Behoudens wanneer de Raad een uitzondering heeft gemaakt, worden de aanvragen voor een onderzoek, welke uitgaan van het beveiligingsbureau en betrekking hebben op de leden der instellingen en de ambtenaren en andere personeelsleden van de Gemeenschap, waaronder begrepen allen die voor de Gemeenschap optreden, ingediend bij de bevoegde autoriteiten van de Lid-Staat die in de zin van lid 2, eerste alinea, voor het betrouwbaarheidsonderzoek verantwoordelijk is. De aanvragen voor een onderzoek moeten vergezeld gaan van een door de belanghebbende gewaarmerkte opgave betreffende zijn persoon welke met name alle gegevens bevat omtrent zijn burgerlijke staat en die van zijn gezin, zijn werkzaamheden en woonplaats gedurende de laatste tien jaren.

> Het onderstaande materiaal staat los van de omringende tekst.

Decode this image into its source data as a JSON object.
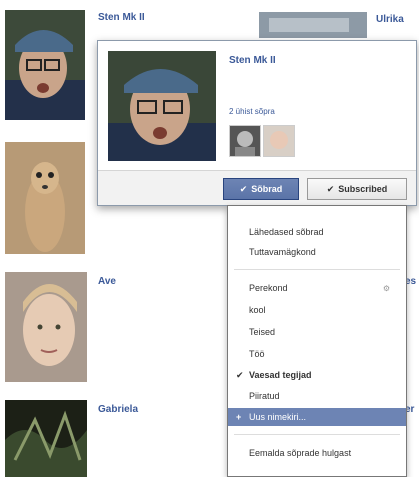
{
  "friends": [
    {
      "name": "Sten Mk II"
    },
    {
      "name": ""
    },
    {
      "name": "Ave"
    },
    {
      "name": "Gabriela"
    }
  ],
  "partial_right": {
    "top_name": "Ulrika",
    "mid_fragment": "es",
    "low_fragment": "er"
  },
  "hovercard": {
    "name": "Sten Mk II",
    "mutual": "2 ühist sõpra",
    "friends_button": "Sõbrad",
    "subscribed_button": "Subscribed"
  },
  "dropdown": {
    "items": [
      "Lähedased sõbrad",
      "Tuttavamägkond",
      "Perekond",
      "kool",
      "Teised",
      "Töö",
      "Vaesad tegijad",
      "Piiratud",
      "Uus nimekiri...",
      "Eemalda sõprade hulgast"
    ],
    "checked_item": "Vaesad tegijad",
    "highlighted_item": "Uus nimekiri..."
  },
  "colors": {
    "link": "#3b5998",
    "button_blue": "#6d84b4",
    "highlight": "#6d84b4"
  }
}
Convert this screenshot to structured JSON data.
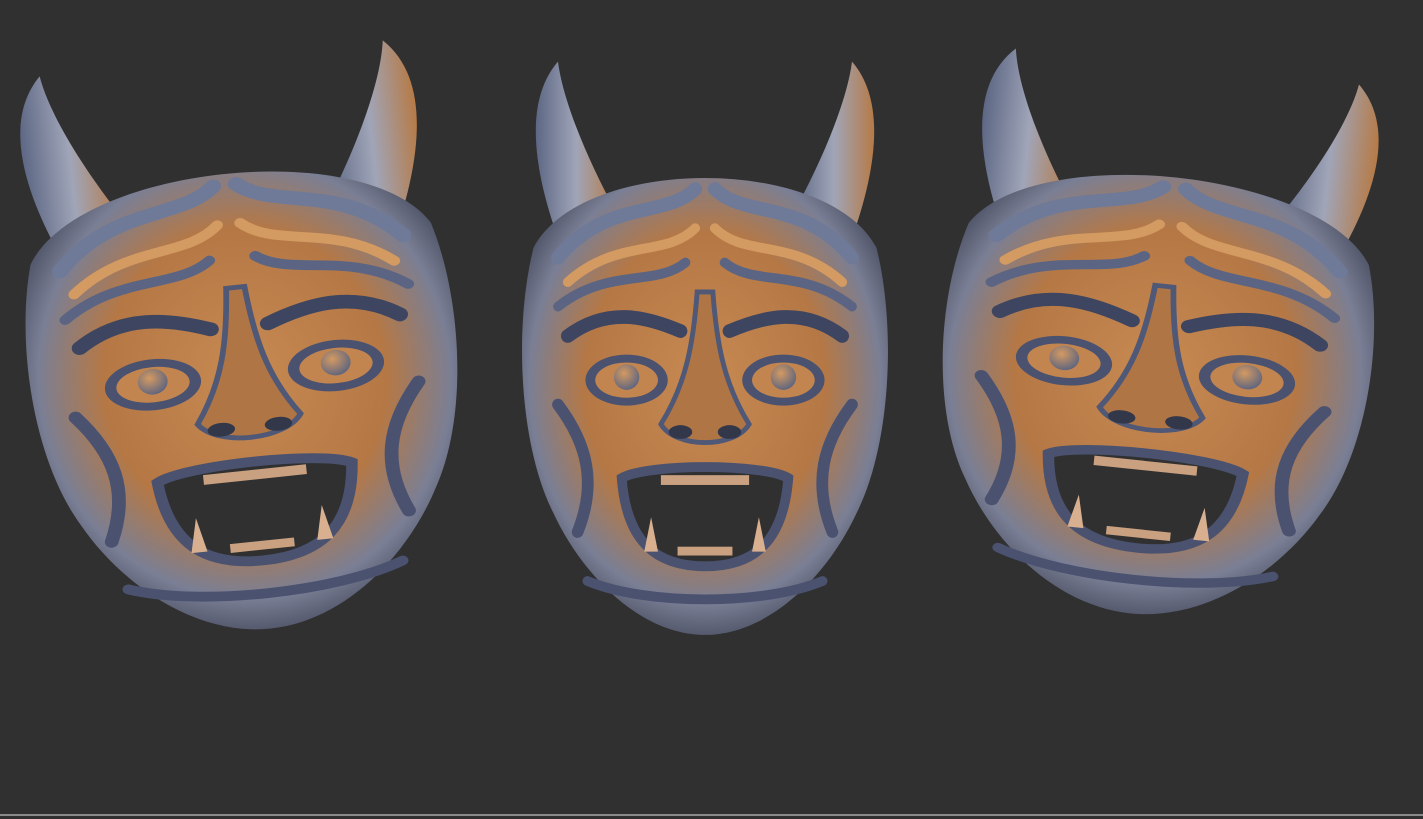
{
  "scene": {
    "background_color": "#303030",
    "material_colors": {
      "clay_orange": "#b97b46",
      "clay_highlight": "#dca46e",
      "shadow_blue": "#6b7794",
      "deep_shadow": "#262a36"
    },
    "models": [
      {
        "name": "hannya-mask-three-quarter-left"
      },
      {
        "name": "hannya-mask-front"
      },
      {
        "name": "hannya-mask-three-quarter-right"
      }
    ]
  }
}
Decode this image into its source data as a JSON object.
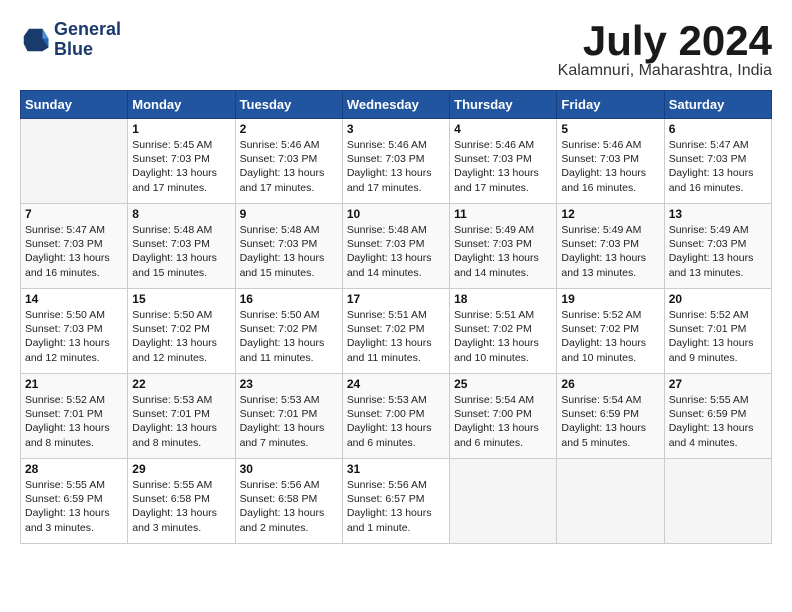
{
  "header": {
    "logo": {
      "line1": "General",
      "line2": "Blue"
    },
    "title": "July 2024",
    "location": "Kalamnuri, Maharashtra, India"
  },
  "columns": [
    "Sunday",
    "Monday",
    "Tuesday",
    "Wednesday",
    "Thursday",
    "Friday",
    "Saturday"
  ],
  "weeks": [
    [
      {
        "day": "",
        "info": ""
      },
      {
        "day": "1",
        "info": "Sunrise: 5:45 AM\nSunset: 7:03 PM\nDaylight: 13 hours\nand 17 minutes."
      },
      {
        "day": "2",
        "info": "Sunrise: 5:46 AM\nSunset: 7:03 PM\nDaylight: 13 hours\nand 17 minutes."
      },
      {
        "day": "3",
        "info": "Sunrise: 5:46 AM\nSunset: 7:03 PM\nDaylight: 13 hours\nand 17 minutes."
      },
      {
        "day": "4",
        "info": "Sunrise: 5:46 AM\nSunset: 7:03 PM\nDaylight: 13 hours\nand 17 minutes."
      },
      {
        "day": "5",
        "info": "Sunrise: 5:46 AM\nSunset: 7:03 PM\nDaylight: 13 hours\nand 16 minutes."
      },
      {
        "day": "6",
        "info": "Sunrise: 5:47 AM\nSunset: 7:03 PM\nDaylight: 13 hours\nand 16 minutes."
      }
    ],
    [
      {
        "day": "7",
        "info": "Sunrise: 5:47 AM\nSunset: 7:03 PM\nDaylight: 13 hours\nand 16 minutes."
      },
      {
        "day": "8",
        "info": "Sunrise: 5:48 AM\nSunset: 7:03 PM\nDaylight: 13 hours\nand 15 minutes."
      },
      {
        "day": "9",
        "info": "Sunrise: 5:48 AM\nSunset: 7:03 PM\nDaylight: 13 hours\nand 15 minutes."
      },
      {
        "day": "10",
        "info": "Sunrise: 5:48 AM\nSunset: 7:03 PM\nDaylight: 13 hours\nand 14 minutes."
      },
      {
        "day": "11",
        "info": "Sunrise: 5:49 AM\nSunset: 7:03 PM\nDaylight: 13 hours\nand 14 minutes."
      },
      {
        "day": "12",
        "info": "Sunrise: 5:49 AM\nSunset: 7:03 PM\nDaylight: 13 hours\nand 13 minutes."
      },
      {
        "day": "13",
        "info": "Sunrise: 5:49 AM\nSunset: 7:03 PM\nDaylight: 13 hours\nand 13 minutes."
      }
    ],
    [
      {
        "day": "14",
        "info": "Sunrise: 5:50 AM\nSunset: 7:03 PM\nDaylight: 13 hours\nand 12 minutes."
      },
      {
        "day": "15",
        "info": "Sunrise: 5:50 AM\nSunset: 7:02 PM\nDaylight: 13 hours\nand 12 minutes."
      },
      {
        "day": "16",
        "info": "Sunrise: 5:50 AM\nSunset: 7:02 PM\nDaylight: 13 hours\nand 11 minutes."
      },
      {
        "day": "17",
        "info": "Sunrise: 5:51 AM\nSunset: 7:02 PM\nDaylight: 13 hours\nand 11 minutes."
      },
      {
        "day": "18",
        "info": "Sunrise: 5:51 AM\nSunset: 7:02 PM\nDaylight: 13 hours\nand 10 minutes."
      },
      {
        "day": "19",
        "info": "Sunrise: 5:52 AM\nSunset: 7:02 PM\nDaylight: 13 hours\nand 10 minutes."
      },
      {
        "day": "20",
        "info": "Sunrise: 5:52 AM\nSunset: 7:01 PM\nDaylight: 13 hours\nand 9 minutes."
      }
    ],
    [
      {
        "day": "21",
        "info": "Sunrise: 5:52 AM\nSunset: 7:01 PM\nDaylight: 13 hours\nand 8 minutes."
      },
      {
        "day": "22",
        "info": "Sunrise: 5:53 AM\nSunset: 7:01 PM\nDaylight: 13 hours\nand 8 minutes."
      },
      {
        "day": "23",
        "info": "Sunrise: 5:53 AM\nSunset: 7:01 PM\nDaylight: 13 hours\nand 7 minutes."
      },
      {
        "day": "24",
        "info": "Sunrise: 5:53 AM\nSunset: 7:00 PM\nDaylight: 13 hours\nand 6 minutes."
      },
      {
        "day": "25",
        "info": "Sunrise: 5:54 AM\nSunset: 7:00 PM\nDaylight: 13 hours\nand 6 minutes."
      },
      {
        "day": "26",
        "info": "Sunrise: 5:54 AM\nSunset: 6:59 PM\nDaylight: 13 hours\nand 5 minutes."
      },
      {
        "day": "27",
        "info": "Sunrise: 5:55 AM\nSunset: 6:59 PM\nDaylight: 13 hours\nand 4 minutes."
      }
    ],
    [
      {
        "day": "28",
        "info": "Sunrise: 5:55 AM\nSunset: 6:59 PM\nDaylight: 13 hours\nand 3 minutes."
      },
      {
        "day": "29",
        "info": "Sunrise: 5:55 AM\nSunset: 6:58 PM\nDaylight: 13 hours\nand 3 minutes."
      },
      {
        "day": "30",
        "info": "Sunrise: 5:56 AM\nSunset: 6:58 PM\nDaylight: 13 hours\nand 2 minutes."
      },
      {
        "day": "31",
        "info": "Sunrise: 5:56 AM\nSunset: 6:57 PM\nDaylight: 13 hours\nand 1 minute."
      },
      {
        "day": "",
        "info": ""
      },
      {
        "day": "",
        "info": ""
      },
      {
        "day": "",
        "info": ""
      }
    ]
  ]
}
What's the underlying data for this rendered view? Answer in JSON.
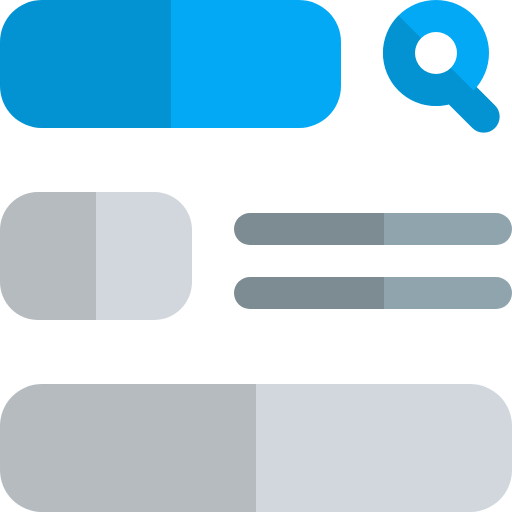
{
  "icon": {
    "name": "search-list-icon"
  },
  "colors": {
    "blue_dark": "#0392D2",
    "blue_light": "#03A9F4",
    "gray_block_dark": "#B5BBBE",
    "gray_block_light": "#D1D7DC",
    "gray_line_dark": "#7C8C92",
    "gray_line_light": "#90A4AE",
    "background": "#FFFFFF"
  }
}
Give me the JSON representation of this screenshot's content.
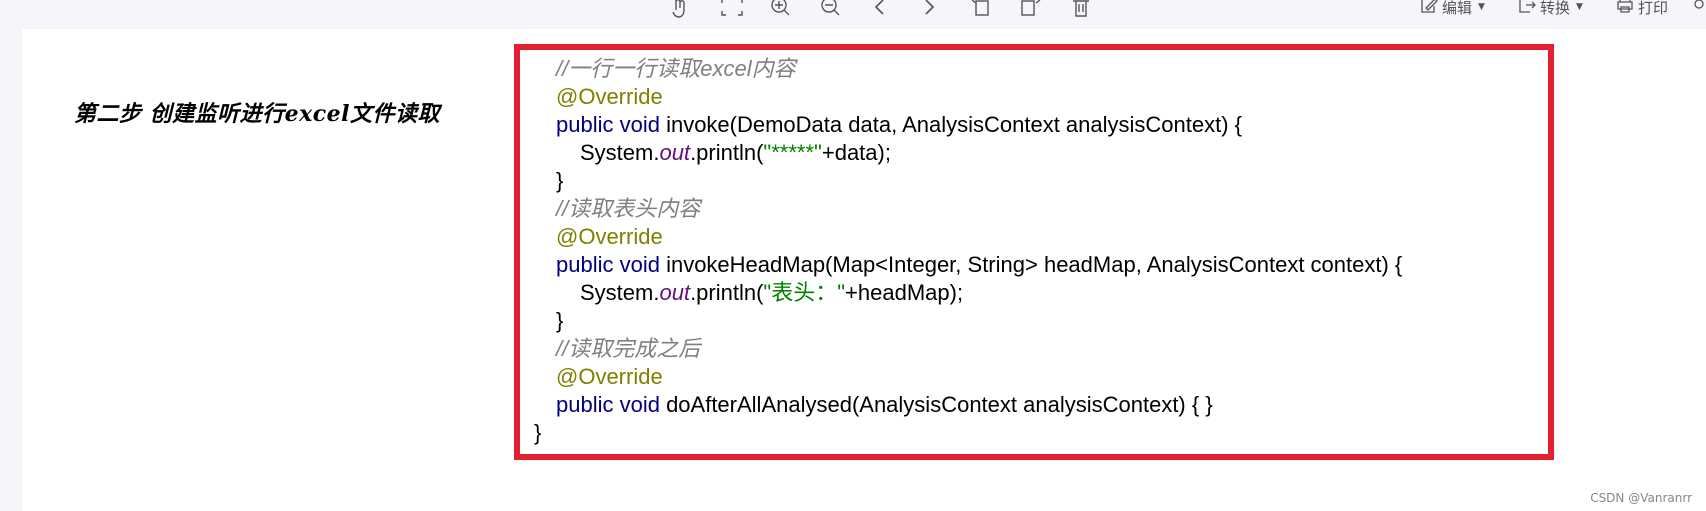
{
  "toolbar": {
    "icons": [
      "hand-icon",
      "fit-page-icon",
      "zoom-in-icon",
      "zoom-out-icon",
      "previous-page-icon",
      "next-page-icon",
      "rotate-left-icon",
      "rotate-right-icon",
      "delete-icon"
    ],
    "edit_label": "编辑",
    "convert_label": "转换",
    "print_label": "打印"
  },
  "document": {
    "step_title": "第二步  创建监听进行excel文件读取",
    "code": {
      "comment_1": "//一行一行读取excel内容",
      "override_1": "@Override",
      "l3_kw": "public void",
      "l3_rest": " invoke(DemoData data, AnalysisContext analysisContext) {",
      "l4_a": "System.",
      "l4_field": "out",
      "l4_b": ".println(",
      "l4_str": "\"*****\"",
      "l4_c": "+data);",
      "close_1": "}",
      "comment_2": "//读取表头内容",
      "override_2": "@Override",
      "l8_kw": "public void",
      "l8_rest": " invokeHeadMap(Map<Integer, String> headMap, AnalysisContext context) {",
      "l9_a": "System.",
      "l9_field": "out",
      "l9_b": ".println(",
      "l9_str": "\"表头：\"",
      "l9_c": "+headMap);",
      "close_2": "}",
      "comment_3": "//读取完成之后",
      "override_3": "@Override",
      "l13_kw": "public void",
      "l13_rest": " doAfterAllAnalysed(AnalysisContext analysisContext) { }",
      "close_class": "}"
    }
  },
  "watermark": "CSDN @Vanranrr",
  "colors": {
    "border": "#e3202f",
    "comment": "#7f7f7f",
    "annotation": "#808000",
    "keyword": "#000080",
    "field": "#660e7a",
    "string": "#008000"
  }
}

Wat de ambtenaren en personeelsleden van de Lid-Staten betreft waaronder begrepen allen die voor de Lid-Staten optreden, alsmede de personen en ondernemingen, bedoeld in artikel 196 van het Verdrag, daaronder begrepen het personeel van deze ondernemingen, wordt het onderzoek gehouden op initiatief van de betrokken Lid-Staat.
4)
Na afsluiting van het betrouwbaarheidsonderzoek wordt, zowel wat de leden van de instellingen als de ambtenaren en andere personeelsleden van de Gemeenschap betreft, waaronder begrepen allen die voor de Gemeenschap optreden, de volgende procedure toegepast:
a)
Na afloop van het onderzoek brengt de Lid-Staat, onder wiens verantwoordelijkheid krachtens lid 2, eerste alinea, het onderzoek is gehouden, een advies uit aan het beveiligingsbureau. Dit advies moet vermelden of er, te oordelen naar het resultaat van het onderzoek, bezwaar tegen bestaat, de betrokkene te machtigen toegang te hebben tot GKE met een bepaalde rubriceringsgraad, dan wel of daartegen geen enkel bezwaar bestaat. Bij zijn advies houdt de Lid-Staat rekening met alle inlichtingen en gegevens, welke hem door een andere Lid-Staat die aan de uitvoering van het betrouwbaarheidsonderzoek heeft deelgenomen zijn verschaft.
b)
Indien het advies uitgebracht overeenkomstig sub a) geen enkel bezwaar vermeldt, kan het beveiligingsbureau de machtiging aan de persoon in kwestie verlenen, als het van oordeel is dat zich daartegen geen ernstige redenen verzetten. De Lid-Staat die voor de uitvoering van het betrouwbaarheidsonderzoek verantwoordelijk is, wordt van de beslissing van het beveiligingsbureau in kennis gesteld.
c)
Indien het advies uitgebracht overeenkomstig sub a) tot een negatieve conclusie komt, is het beveiligingsbureau aan dit advies gebonden en kan het de machtiging niet verlenen.
d)
Als na verlening van de machtiging inlichtingen ter kennis van het beveiligingsbureau of van een Lid-Staat komen, welke twijfel omtrent de betrouwbaarheid van de gemachtigde persoon kunnen wekken, worden deze inlichtingen onmiddellijk medegedeeld aan de Lid-Staat, die krachtens lid 2, eerste alinea, voor de uitvoering van het betrouwbaarheidsonderzoek verantwoordelijk is. Deze Lid-Staat neemt zijn aanvankelijk advies opnieuw in overweging en laat het beveiligingsbureau weten of de machtiging naar zijn oordeel moet worden geschorst. Het beveiligingsbureau volgt het advies van de Lid-Staat op, mits het in geval van een gunstig advies van mening is, dat zich daartegen geen ernstige redenen verzetten.